O que não era suportável para a classe média alta e também para a pequeno burguesia, no Lulismo, não era tanto seu franco trabalhismo nem a distribuição de renda direta. Era o efeito psicoterapêutico na mentalidade que isso tinha: de repente, tava claro que governo dar dinheiro pra pobre era bom, onde já se viu? É na superestrutura que Lula fazia sintoma.

Dilma seria a única pessoa que manteria, e mesmo acirraria, as mudanças infraestruturais vindas de Lula, mas retroagiria das mudanças superestruturais. Daí o ECADismo do Ministério da Cultura, daí a subserviência do Meio Ambiente – que se na época de Marina não ganhava todas, aliás quase não ganhava nenhuma, sabia jogar o bom jogo e perdia de pé.

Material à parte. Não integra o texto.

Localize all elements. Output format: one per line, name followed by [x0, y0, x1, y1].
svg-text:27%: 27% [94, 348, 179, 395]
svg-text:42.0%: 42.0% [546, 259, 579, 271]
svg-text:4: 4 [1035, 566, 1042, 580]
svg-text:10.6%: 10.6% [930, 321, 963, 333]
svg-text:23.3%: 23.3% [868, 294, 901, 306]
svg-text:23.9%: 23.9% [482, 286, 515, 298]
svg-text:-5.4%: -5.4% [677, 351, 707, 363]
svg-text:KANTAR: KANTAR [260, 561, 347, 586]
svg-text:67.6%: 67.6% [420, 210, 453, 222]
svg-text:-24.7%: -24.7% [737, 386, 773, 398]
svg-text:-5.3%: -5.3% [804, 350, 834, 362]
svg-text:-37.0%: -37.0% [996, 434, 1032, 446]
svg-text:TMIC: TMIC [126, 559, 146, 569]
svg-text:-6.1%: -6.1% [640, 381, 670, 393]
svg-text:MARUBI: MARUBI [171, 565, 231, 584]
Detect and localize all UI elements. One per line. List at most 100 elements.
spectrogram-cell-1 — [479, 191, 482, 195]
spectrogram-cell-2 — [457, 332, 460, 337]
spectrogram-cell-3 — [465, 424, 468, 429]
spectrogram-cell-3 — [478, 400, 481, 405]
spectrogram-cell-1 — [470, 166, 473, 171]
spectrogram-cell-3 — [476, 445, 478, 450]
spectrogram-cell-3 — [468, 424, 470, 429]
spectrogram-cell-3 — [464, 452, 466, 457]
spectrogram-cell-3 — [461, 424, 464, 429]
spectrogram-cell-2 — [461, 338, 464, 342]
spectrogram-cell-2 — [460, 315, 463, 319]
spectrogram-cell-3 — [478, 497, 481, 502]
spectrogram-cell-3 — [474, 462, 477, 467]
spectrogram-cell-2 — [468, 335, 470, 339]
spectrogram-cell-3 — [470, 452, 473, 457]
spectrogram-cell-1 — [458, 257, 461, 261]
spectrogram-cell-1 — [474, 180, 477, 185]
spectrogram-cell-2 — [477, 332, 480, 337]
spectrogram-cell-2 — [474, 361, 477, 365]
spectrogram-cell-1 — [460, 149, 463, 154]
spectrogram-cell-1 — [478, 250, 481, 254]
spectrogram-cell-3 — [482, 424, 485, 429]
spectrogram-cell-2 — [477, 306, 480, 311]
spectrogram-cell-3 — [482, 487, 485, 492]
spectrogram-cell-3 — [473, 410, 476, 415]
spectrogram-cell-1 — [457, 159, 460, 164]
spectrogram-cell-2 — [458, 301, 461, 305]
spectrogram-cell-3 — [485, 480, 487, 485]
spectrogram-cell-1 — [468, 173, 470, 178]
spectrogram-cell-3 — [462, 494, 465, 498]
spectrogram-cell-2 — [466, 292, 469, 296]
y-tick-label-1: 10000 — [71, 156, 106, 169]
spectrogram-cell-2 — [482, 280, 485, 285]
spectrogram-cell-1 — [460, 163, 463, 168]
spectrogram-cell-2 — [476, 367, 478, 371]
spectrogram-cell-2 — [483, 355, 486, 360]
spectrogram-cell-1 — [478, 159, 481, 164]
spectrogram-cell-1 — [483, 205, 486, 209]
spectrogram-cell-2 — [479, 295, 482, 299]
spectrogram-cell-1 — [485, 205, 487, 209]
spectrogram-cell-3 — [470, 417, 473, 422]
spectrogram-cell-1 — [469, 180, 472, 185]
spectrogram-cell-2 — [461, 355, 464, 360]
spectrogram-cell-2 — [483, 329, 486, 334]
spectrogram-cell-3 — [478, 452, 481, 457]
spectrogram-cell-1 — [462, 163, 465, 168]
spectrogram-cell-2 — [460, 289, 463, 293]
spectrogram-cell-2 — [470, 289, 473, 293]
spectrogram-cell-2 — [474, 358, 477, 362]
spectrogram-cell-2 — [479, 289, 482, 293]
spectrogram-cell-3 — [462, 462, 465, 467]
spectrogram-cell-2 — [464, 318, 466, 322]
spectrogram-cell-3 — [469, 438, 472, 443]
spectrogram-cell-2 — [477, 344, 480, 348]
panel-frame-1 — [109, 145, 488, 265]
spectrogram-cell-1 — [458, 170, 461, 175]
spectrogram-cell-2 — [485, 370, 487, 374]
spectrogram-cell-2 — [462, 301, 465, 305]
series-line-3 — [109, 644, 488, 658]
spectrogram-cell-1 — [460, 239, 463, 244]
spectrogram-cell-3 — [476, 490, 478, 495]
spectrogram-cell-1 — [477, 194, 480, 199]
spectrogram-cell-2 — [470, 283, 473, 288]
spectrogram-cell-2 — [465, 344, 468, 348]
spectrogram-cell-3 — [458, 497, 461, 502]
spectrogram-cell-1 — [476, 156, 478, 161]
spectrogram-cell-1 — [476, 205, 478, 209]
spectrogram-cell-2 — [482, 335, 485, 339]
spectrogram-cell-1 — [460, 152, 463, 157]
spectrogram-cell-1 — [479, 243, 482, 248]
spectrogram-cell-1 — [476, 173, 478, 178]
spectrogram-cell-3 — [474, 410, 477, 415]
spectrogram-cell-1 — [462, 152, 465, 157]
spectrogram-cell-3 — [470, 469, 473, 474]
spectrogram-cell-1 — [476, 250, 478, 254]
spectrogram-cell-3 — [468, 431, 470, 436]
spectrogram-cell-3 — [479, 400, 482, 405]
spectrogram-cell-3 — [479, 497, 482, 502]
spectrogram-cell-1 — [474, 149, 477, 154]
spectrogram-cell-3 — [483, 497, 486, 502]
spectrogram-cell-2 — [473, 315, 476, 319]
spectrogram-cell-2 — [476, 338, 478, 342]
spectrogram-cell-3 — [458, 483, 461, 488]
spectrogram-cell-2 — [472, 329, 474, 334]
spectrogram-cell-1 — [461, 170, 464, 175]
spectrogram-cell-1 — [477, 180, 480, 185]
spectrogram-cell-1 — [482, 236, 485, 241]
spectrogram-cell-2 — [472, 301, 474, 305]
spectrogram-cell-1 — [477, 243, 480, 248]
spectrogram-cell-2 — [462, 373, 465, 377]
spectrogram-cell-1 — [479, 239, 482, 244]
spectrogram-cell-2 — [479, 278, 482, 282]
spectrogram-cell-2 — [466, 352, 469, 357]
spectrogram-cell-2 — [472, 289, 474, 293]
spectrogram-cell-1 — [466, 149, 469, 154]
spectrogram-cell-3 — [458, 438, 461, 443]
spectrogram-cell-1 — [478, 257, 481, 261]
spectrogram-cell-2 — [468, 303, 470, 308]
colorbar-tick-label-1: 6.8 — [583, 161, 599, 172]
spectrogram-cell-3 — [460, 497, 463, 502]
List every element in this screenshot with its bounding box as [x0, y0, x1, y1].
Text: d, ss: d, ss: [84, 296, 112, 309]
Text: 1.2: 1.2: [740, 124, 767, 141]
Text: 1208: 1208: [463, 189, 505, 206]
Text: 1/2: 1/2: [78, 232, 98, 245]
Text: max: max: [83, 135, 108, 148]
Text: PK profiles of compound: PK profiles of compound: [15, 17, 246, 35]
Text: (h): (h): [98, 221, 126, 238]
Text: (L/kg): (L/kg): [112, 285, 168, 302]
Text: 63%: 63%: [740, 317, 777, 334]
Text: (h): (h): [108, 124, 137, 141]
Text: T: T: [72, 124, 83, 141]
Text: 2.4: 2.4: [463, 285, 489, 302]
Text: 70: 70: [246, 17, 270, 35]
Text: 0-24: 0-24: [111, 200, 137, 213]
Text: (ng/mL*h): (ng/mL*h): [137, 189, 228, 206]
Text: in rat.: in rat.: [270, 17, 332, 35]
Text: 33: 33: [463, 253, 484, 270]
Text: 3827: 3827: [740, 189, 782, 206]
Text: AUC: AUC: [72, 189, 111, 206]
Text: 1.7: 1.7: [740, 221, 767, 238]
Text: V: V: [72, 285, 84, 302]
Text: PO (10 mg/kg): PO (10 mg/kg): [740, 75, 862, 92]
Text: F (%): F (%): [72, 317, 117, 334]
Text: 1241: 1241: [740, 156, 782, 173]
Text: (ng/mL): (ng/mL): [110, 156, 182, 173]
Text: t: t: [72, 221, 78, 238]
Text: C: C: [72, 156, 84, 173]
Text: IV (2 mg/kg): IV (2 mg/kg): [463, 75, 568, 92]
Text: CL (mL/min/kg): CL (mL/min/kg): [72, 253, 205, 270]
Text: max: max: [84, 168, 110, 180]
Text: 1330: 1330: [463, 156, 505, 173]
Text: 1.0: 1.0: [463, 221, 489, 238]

Contudo, não se pense que isso se dá apenas na esquerda dilmista (e ao fim e ao cabo eu talvez esteja falando meramente da “modernização conservadora”, desta vez fantasiada de carnaval e agora de roupa de enterro – com Lula ao menos tivemos um “conservadorismo modernizante”, e bem ou mal idem com Fernando Henrique Cardoso). O que fazem os decepcionados e os anti-dilmistas in pectore, como o PSOL? O mesmo, por outras vias: evitam mexer nas mentalidades. O que mais explicaria o apoio do partideco da Heloísa Histérica, A Louca, ao motim da Polícia Militar na Bahia? Sim, porque diferente de Saúde e Educação, PM não é infraestrutura de estado – nada produz de que o capital possa auferir lucro. Trata-se de um aparelho ideológico do estado – a mais pura das superestruturas. Que o PSOL queria manter como estava, ou talvez inda mais forte.